Publié le 11 octobre 2025 21:29:00. Un requin blanc exceptionnel, estimé à plus de 750 kilos et mesurant 4,2 mètres, a été localisé au large des côtes du Canada, offrant aux scientifiques une occasion unique d’étudier ce prédateur marin et son rôle dans l’écosystème de l’Atlantique Nord.
- Le plus grand requin blanc jamais enregistré dans l’Atlantique, surnommé « Contender », a été équipé d’une balise de suivi par satellite.
- L’animal se trouve actuellement dans le golfe du Saint-Laurent, une zone importante pour son alimentation avant l’hiver.
- Les chercheurs d’OCEARCH espèrent que l’étude de ce requin permettra de découvrir le premier site d’accouplement connu de l’espèce.
C’est au large des côtes de la Floride, aux États-Unis, que l’organisation OCEARCH, spécialisée dans l’étude des grands animaux marins, a marqué ce spécimen en janvier dernier. La balise installée permet de suivre les déplacements de l’animal, mais ne transmet un signal que lorsque sa nageoire dorsale émerge à la surface de l’eau. C’est ainsi que les scientifiques ont pu confirmer sa présence actuelle à l’extrémité nord du golfe du Saint-Laurent, face à la péninsule du Labrador. Cette localisation représente l’un des points les plus septentrionaux jamais enregistrés pour un requin blanc par les équipes d’OCEARCH.
« Contender » profite des eaux riches en phoques de cette région pour accumuler des réserves de graisse, une stratégie essentielle pour survivre aux mois d’hiver et à son retour vers les eaux plus chaudes de Floride. Ce comportement prédateur, loin d’être destructeur, aurait même des effets bénéfiques sur l’écosystème marin. Selon les données d’OCEARCH, la présence des requins blancs incite les phoques à réduire leur consommation de poissons jusqu’à 75 %, contribuant ainsi à la préservation des ressources halieutiques locales.
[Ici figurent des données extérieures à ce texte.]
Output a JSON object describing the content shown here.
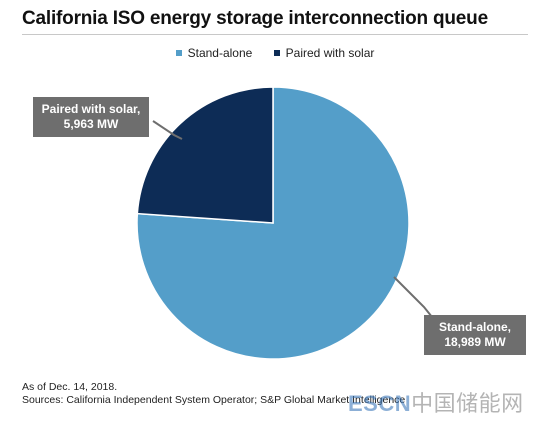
{
  "title": "California ISO energy storage interconnection queue",
  "chart_data": {
    "type": "pie",
    "title": "California ISO energy storage interconnection queue",
    "unit": "MW",
    "legend_position": "top",
    "slices": [
      {
        "name": "Stand-alone",
        "value": 18989,
        "label_line1": "Stand-alone,",
        "label_line2": "18,989 MW",
        "color": "#549ec9"
      },
      {
        "name": "Paired with solar",
        "value": 5963,
        "label_line1": "Paired with solar,",
        "label_line2": "5,963 MW",
        "color": "#0d2c56"
      }
    ]
  },
  "legend": [
    {
      "label": "Stand-alone",
      "color": "#549ec9"
    },
    {
      "label": "Paired with solar",
      "color": "#0d2c56"
    }
  ],
  "notes": {
    "as_of": "As of Dec. 14, 2018.",
    "sources": "Sources: California Independent System Operator; S&P Global Market Intelligence"
  },
  "watermark": {
    "latin": "ESCN",
    "cn": "中国储能网"
  },
  "colors": {
    "callout": "#6e6e6e",
    "leader": "#6e6e6e"
  }
}
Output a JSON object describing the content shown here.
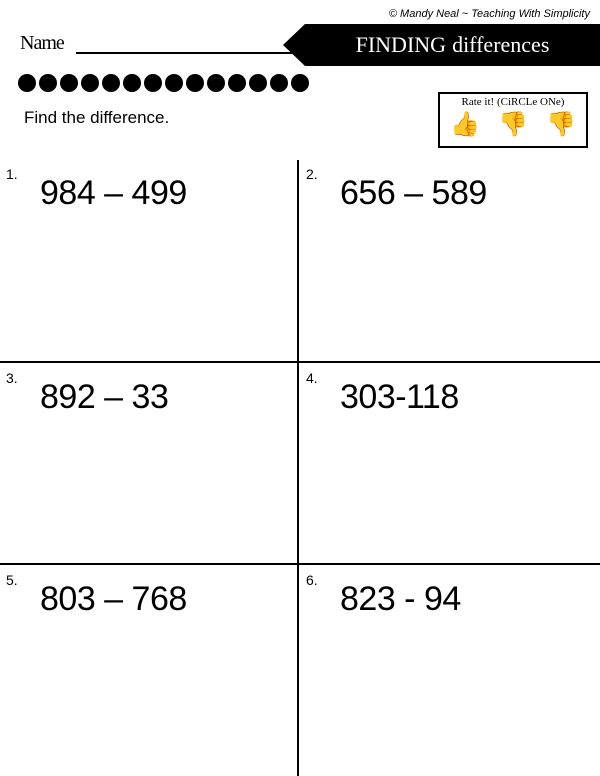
{
  "copyright": "© Mandy Neal ~ Teaching With Simplicity",
  "name_label": "Name",
  "title_part1": "FINDING",
  "title_part2": "diffeRENCeS",
  "instruction": "Find the difference.",
  "rate_label": "Rate it! (CiRCLe ONe)",
  "dot_count": 14,
  "problems": [
    {
      "num": "1.",
      "text": "984 – 499"
    },
    {
      "num": "2.",
      "text": "656 – 589"
    },
    {
      "num": "3.",
      "text": "892 – 33"
    },
    {
      "num": "4.",
      "text": "303-118"
    },
    {
      "num": "5.",
      "text": "803 – 768"
    },
    {
      "num": "6.",
      "text": "823 - 94"
    }
  ],
  "colors": {
    "bg": "#ffffff",
    "fg": "#000000"
  }
}
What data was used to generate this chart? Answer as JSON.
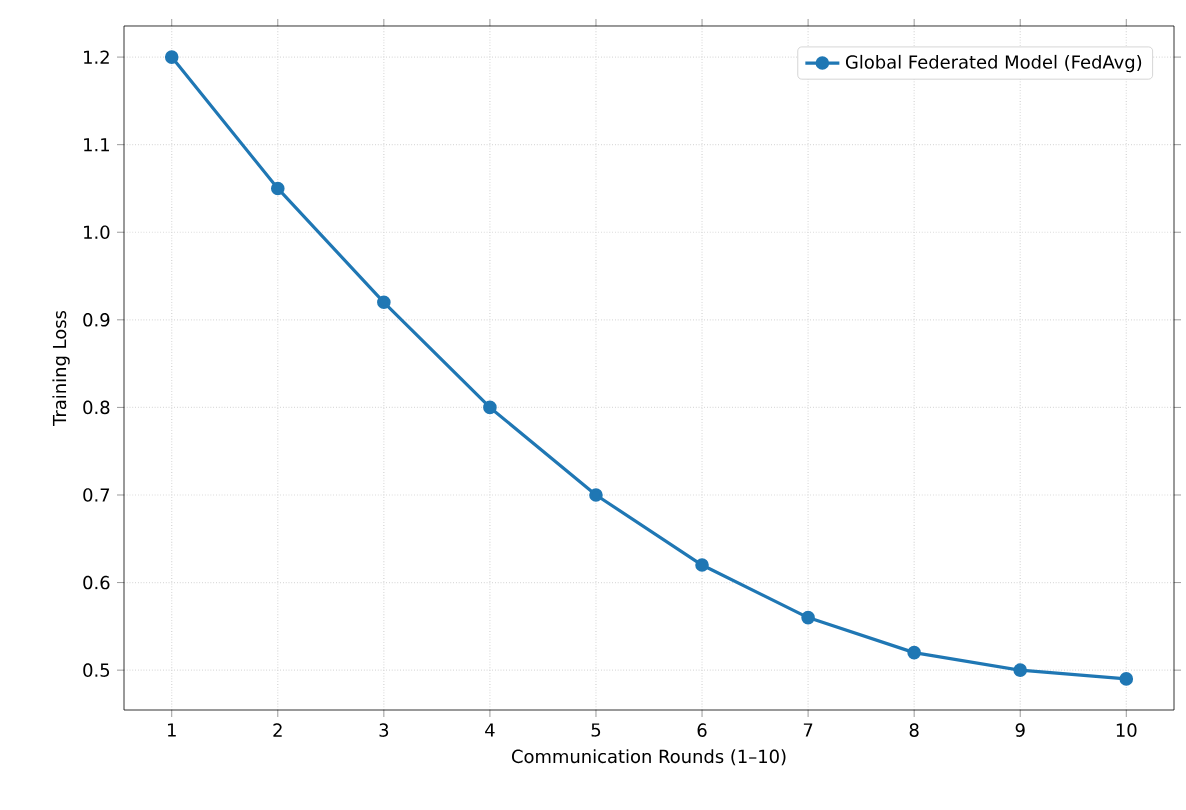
{
  "chart_data": {
    "type": "line",
    "xlabel": "Communication Rounds (1–10)",
    "ylabel": "Training Loss",
    "x": [
      1,
      2,
      3,
      4,
      5,
      6,
      7,
      8,
      9,
      10
    ],
    "series": [
      {
        "name": "Global Federated Model (FedAvg)",
        "color": "#1f77b4",
        "values": [
          1.2,
          1.05,
          0.92,
          0.8,
          0.7,
          0.62,
          0.56,
          0.52,
          0.5,
          0.49
        ]
      }
    ],
    "xlim": [
      0.55,
      10.45
    ],
    "ylim": [
      0.4545,
      1.2355
    ],
    "xticks": [
      1,
      2,
      3,
      4,
      5,
      6,
      7,
      8,
      9,
      10
    ],
    "yticks": [
      {
        "value": 0.5,
        "label": "0.5"
      },
      {
        "value": 0.6,
        "label": "0.6"
      },
      {
        "value": 0.7,
        "label": "0.7"
      },
      {
        "value": 0.8,
        "label": "0.8"
      },
      {
        "value": 0.9,
        "label": "0.9"
      },
      {
        "value": 1.0,
        "label": "1.0"
      },
      {
        "value": 1.1,
        "label": "1.1"
      },
      {
        "value": 1.2,
        "label": "1.2"
      }
    ],
    "grid": true,
    "legend": "top right",
    "marker": "circle",
    "line_style": "solid"
  }
}
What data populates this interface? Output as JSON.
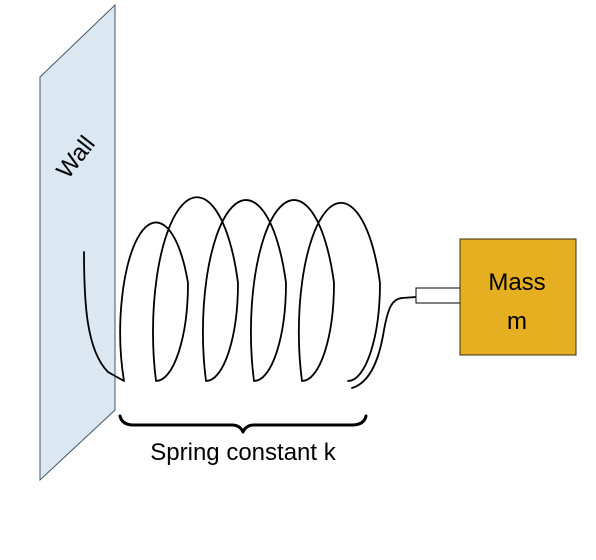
{
  "wall": {
    "label": "Wall",
    "fill_color": "#dbe8f2",
    "stroke_color": "#41566a"
  },
  "spring": {
    "label": "Spring constant k",
    "coil_color": "#000000"
  },
  "mass": {
    "label_line1": "Mass",
    "label_line2": "m",
    "fill_color": "#e6ae21",
    "stroke_color": "#3a2e10"
  }
}
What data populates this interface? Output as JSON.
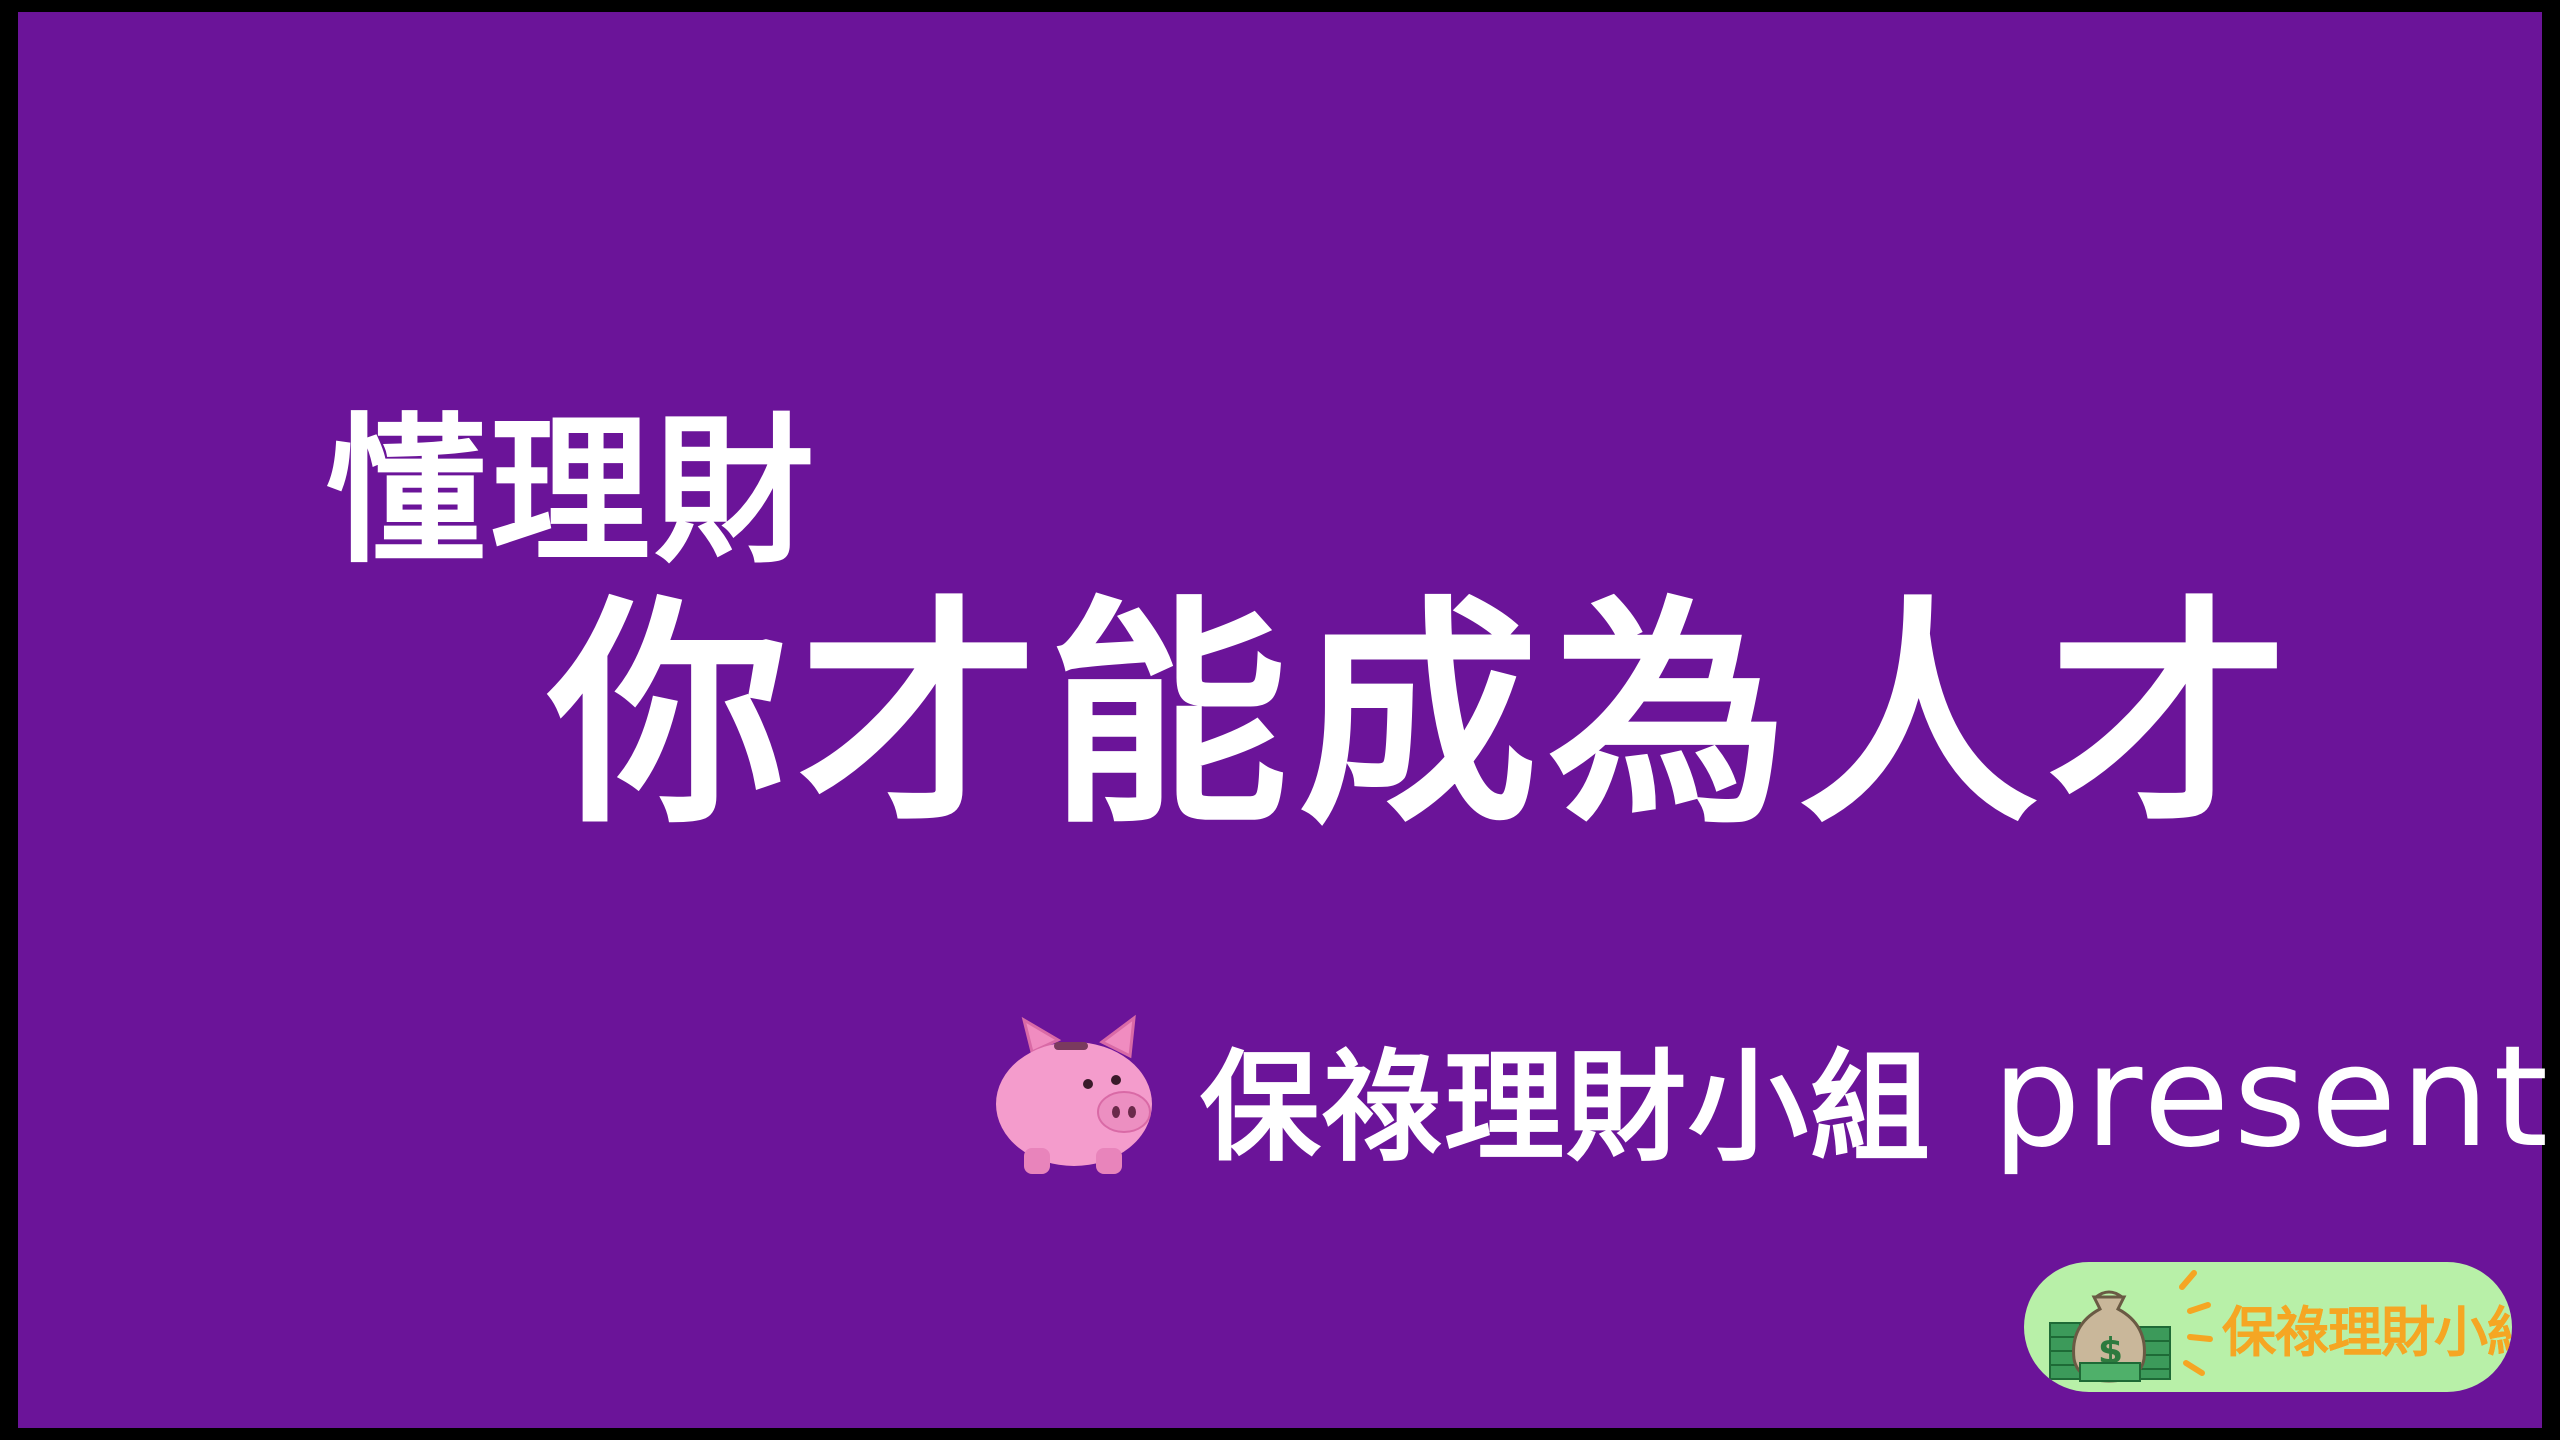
{
  "headline": {
    "line1": "懂理財",
    "line2": "你才能成為人才"
  },
  "presenter": {
    "icon": "piggy-bank-icon",
    "name": "保祿理財小組",
    "suffix": "present"
  },
  "badge": {
    "icon": "money-bag-icon",
    "label": "保祿理財小組"
  },
  "colors": {
    "background": "#6b1499",
    "text": "#ffffff",
    "badge_bg": "#b8f0a8",
    "badge_text": "#f5a623"
  }
}
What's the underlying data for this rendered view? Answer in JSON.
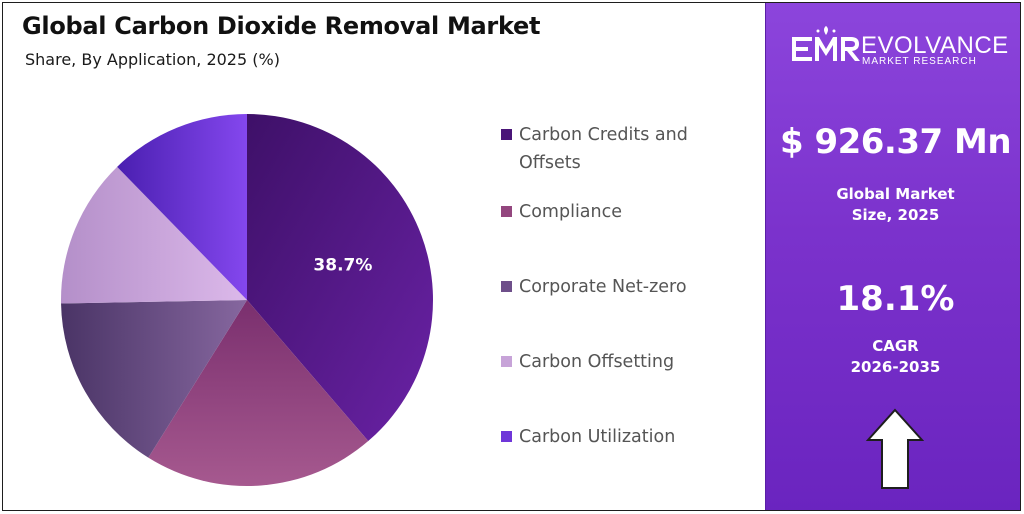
{
  "header": {
    "title": "Global Carbon Dioxide Removal Market",
    "subtitle": "Share, By Application, 2025 (%)"
  },
  "chart_data": {
    "type": "pie",
    "title": "Global Carbon Dioxide Removal Market",
    "subtitle": "Share, By Application, 2025 (%)",
    "start_angle_deg": 0,
    "direction": "clockwise",
    "legend_position": "right",
    "slices": [
      {
        "label": "Carbon Credits and Offsets",
        "value": 38.7,
        "color": "#5c1a8c",
        "data_label": "38.7%"
      },
      {
        "label": "Compliance",
        "value": 20.2,
        "color": "#93467e",
        "data_label": ""
      },
      {
        "label": "Corporate Net-zero",
        "value": 15.8,
        "color": "#6e4f8a",
        "data_label": ""
      },
      {
        "label": "Carbon Offsetting",
        "value": 13.0,
        "color": "#c7a3d8",
        "data_label": ""
      },
      {
        "label": "Carbon Utilization",
        "value": 12.3,
        "color": "#6f36d9",
        "data_label": ""
      }
    ]
  },
  "legend": {
    "items": [
      {
        "label": "Carbon Credits and Offsets",
        "color": "#5c1a8c"
      },
      {
        "label": "Compliance",
        "color": "#93467e"
      },
      {
        "label": "Corporate Net-zero",
        "color": "#6e4f8a"
      },
      {
        "label": "Carbon Offsetting",
        "color": "#c7a3d8"
      },
      {
        "label": "Carbon Utilization",
        "color": "#6f36d9"
      }
    ]
  },
  "panel": {
    "brand": {
      "name": "EVOLVANCE",
      "tagline": "MARKET RESEARCH"
    },
    "market_size": "$ 926.37 Mn",
    "market_size_label_line1": "Global Market",
    "market_size_label_line2": "Size, 2025",
    "cagr_value": "18.1%",
    "cagr_label_line1": "CAGR",
    "cagr_label_line2": "2026-2035",
    "accent_color": "#7b32cc"
  }
}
Au-delà de son régime alimentaire, l’étude de « Contender » pourrait apporter des informations cruciales sur la reproduction de l’espèce. Les scientifiques espèrent que le suivi de ses déplacements permettra de localiser le premier site d’accouplement connu des requins blancs, un mystère qui entoure encore cette espèce.
Les spécialistes soulignent également l’adaptabilité remarquable du requin blanc (Carcharodon carcharias). Contrairement à la plupart des poissons, il maintient une température corporelle supérieure à celle de l’eau environnante, ce qui lui confère un avantage certain en tant que prédateur. Ce grand requin possède un corps robuste, un museau conique, des yeux noirs et une dentition impressionnante : environ 300 dents triangulaires et dentelées, disposées en plusieurs rangées et constamment renouvelées. Sa morsure peut exercer une force considérable, estimée entre 12 et 24 tonnes, lui permettant d’arracher jusqu’à 14 kilos de chair en une seule attaque.
La réapparition de « Contender » ne se limite pas à la collecte de données scientifiques. Elle réaffirme également le rôle essentiel de ce prédateur supérieur dans l’équilibre fragile de l’écosystème marin de l’Atlantique Nord.